The perfect partnership.

The Burkholders brought their farm back from the brink by partnering with an organic research institute.

For some people, transitioning to organic is a lifestyle choice. For James and Ida Burkholder—and their partners at the Rodale Institute—it’s a little more complicated than that.

The Burkholders live in Berks County, Pennsylvania, near the organic fields and pastures of the Rodale Institute. James and Ida’s partnership with the Rodale Institute began in 2010, and it’s a simple relationship: the Burkholders get land on which to graze their cows, while the Rodale Institute gets an organic herd to jumpstart its livestock research program.

For James and Ida, the partnership with Rodale ensured that the Burkholders’ farming legacy would endure.

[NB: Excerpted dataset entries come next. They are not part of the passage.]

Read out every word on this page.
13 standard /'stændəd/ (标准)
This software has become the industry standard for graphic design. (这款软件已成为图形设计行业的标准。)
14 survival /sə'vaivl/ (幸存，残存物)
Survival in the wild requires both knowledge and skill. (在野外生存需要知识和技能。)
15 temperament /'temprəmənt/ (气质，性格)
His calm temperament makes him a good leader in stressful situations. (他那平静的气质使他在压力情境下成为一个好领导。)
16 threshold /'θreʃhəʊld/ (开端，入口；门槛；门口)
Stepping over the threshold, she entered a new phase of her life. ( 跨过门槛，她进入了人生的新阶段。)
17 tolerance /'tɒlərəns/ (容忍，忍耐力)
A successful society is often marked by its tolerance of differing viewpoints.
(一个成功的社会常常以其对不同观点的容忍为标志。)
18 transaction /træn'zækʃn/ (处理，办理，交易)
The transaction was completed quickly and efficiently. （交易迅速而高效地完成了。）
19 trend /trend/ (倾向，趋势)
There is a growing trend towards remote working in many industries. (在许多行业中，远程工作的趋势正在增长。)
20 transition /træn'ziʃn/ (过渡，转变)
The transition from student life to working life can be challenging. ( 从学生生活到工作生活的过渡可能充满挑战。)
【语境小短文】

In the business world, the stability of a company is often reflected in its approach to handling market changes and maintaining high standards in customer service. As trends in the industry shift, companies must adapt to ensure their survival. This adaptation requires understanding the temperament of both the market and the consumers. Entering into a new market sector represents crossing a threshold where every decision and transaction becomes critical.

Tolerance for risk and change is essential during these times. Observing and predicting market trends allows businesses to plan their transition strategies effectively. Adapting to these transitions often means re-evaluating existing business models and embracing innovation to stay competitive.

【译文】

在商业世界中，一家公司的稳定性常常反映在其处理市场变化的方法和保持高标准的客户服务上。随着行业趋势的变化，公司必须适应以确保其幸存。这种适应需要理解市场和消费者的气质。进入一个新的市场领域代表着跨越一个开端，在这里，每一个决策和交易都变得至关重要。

James’ family has been farming since they emigrated from Switzerland in the 1700s, but when the conventional milk market bottomed out in 2009, James and Ida almost lost everything. “We were in danger of extinction,” James explains. As a small conventional dairy, he says, “It was tough to compete against larger operations.”

But rather than fold, the Burkholders dug deep and explored other options. And what they found was that the Rodale Institute was searching for an opportunity to do a side-by-side comparison of the effects of organic and conventional dairying, using two environments where all other variables were exactly the same.

When a friend told James what Rodale was looking for, he jumped at the opportunity. James and Ida wanted to go organic, and Ida’s father—who ran a conventional dairy just down the road from the Institute—was willing to provide the conventionally raised herd that Rodale needed as a control group. A proposal was written. A plan was created. And, within just 12 months, there were two sets of Burkholder cows on Rodale’s pastures—one organic, the other conventional.

Today, both James and Ida and their cows are certified organic converts. “I used to think of organic as a fad,” James admits. “I realize now it’s not a fad. It’s definitely here for the long term. It’s good for the environment, and it’s good for people and animals. It encompasses a whole way of respecting life.”